OBSERVATION 8. CRUCIALLY, Pope Francis states that conscience remains the ultimate subjective norm of morality even if an action were to be contrary to ‘natural law’.
- “A pastor cannot feel that it is enough simply to apply moral laws to those living in ‘irregular’ situations, as if they were stones to throw at people’s lives. This would bespeak the closed heart of one used to hiding behind the Church’s teachings, ‘sitting on the chair of Moses and judging at times with superiority and superficiality difficult cases and wounded families. Along these same lines, the International Theological Commission has noted that ‘natural law may not be presented as an already established set of rules that impose themselves a priori on the moral subject; rather, it is a source of objective inspiration for the deeply personal process of making decisions’.” (Amoris Laetitia, § 305).

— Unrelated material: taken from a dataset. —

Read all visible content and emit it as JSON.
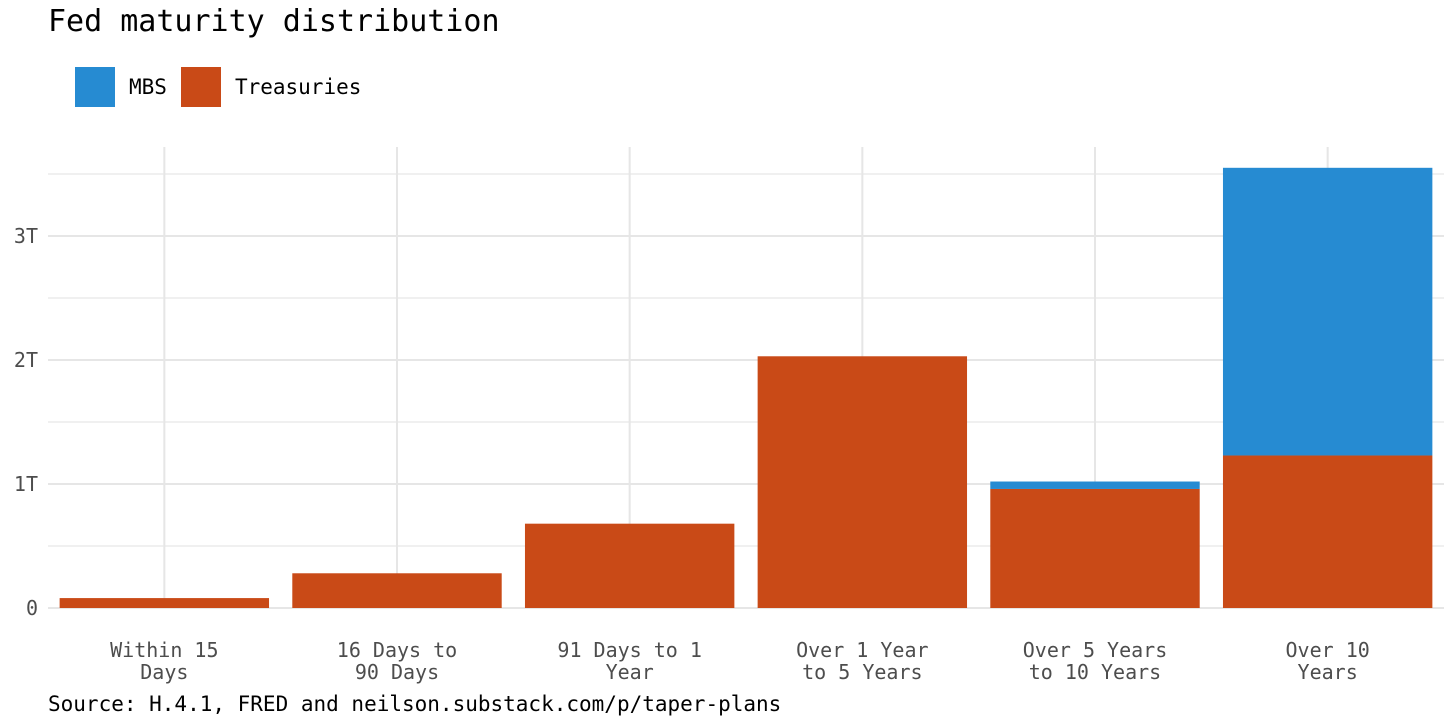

- This is what the International Theological Commission said: “Moral science cannot furnish an acting subject with a norm to be applied adequately and almost automatically to concrete situations; only the conscience of the subject, the judgment of his practical reason, can formulate the immediate norm of action. But at the same time, this approach does not abandon conscience to mere subjectivity: it aims at having the subject acquire the intellectual and affective dispositions which allow him to be open to moral truth, so that his judgment may be adequate. Natural law could not, therefore, be presented as an already established set of rules that impose themselves a priori on the moral subject; rather, it is a source of objective inspiration for the deeply personal process of making a decision.” (International Theological Commission, In Search of a Universal Ethic: A New Look at Natural Law (2009), § 59.
- It is also worth noting that the ‘pastoral solution through personal conscience’ was possibly also in the mind of Pope Paul VI, the author of Humanae Vitae. On this we have the reliable testimony of Cardinal Martini. He maintains that Pope Paul VI did acknowledge exceptions in unusual circumstances and that he expected theologians and bishops to remind people of their conscience as their ultimate norm of right and wrong. That is, seemingly, why he accepted the advice of those bishops’ conferences who re-affirmed personal conscience. But if this is so, we wonder why Paul VI failed to express this in Humanae Vitae, which is so uncompromising throughout. Read more.
|Papal teaching on contraception has developed since Humanae Vitae (1968). In “The Joy of Love” Pope Francis does not label contraception as going against natural law or being intrinsically evil. He seems to acknowledge that exceptional circumstances can make contraceptives licit.
The main achievement of “The Joy of Love” is that it officially re-affirms conscience as as the ultimate judge for the individual on what is right and what is wrong. This he also applies to contraception.
It remains regrettable that Pope Francis could not take the final step and abolish the official total ban of contraception.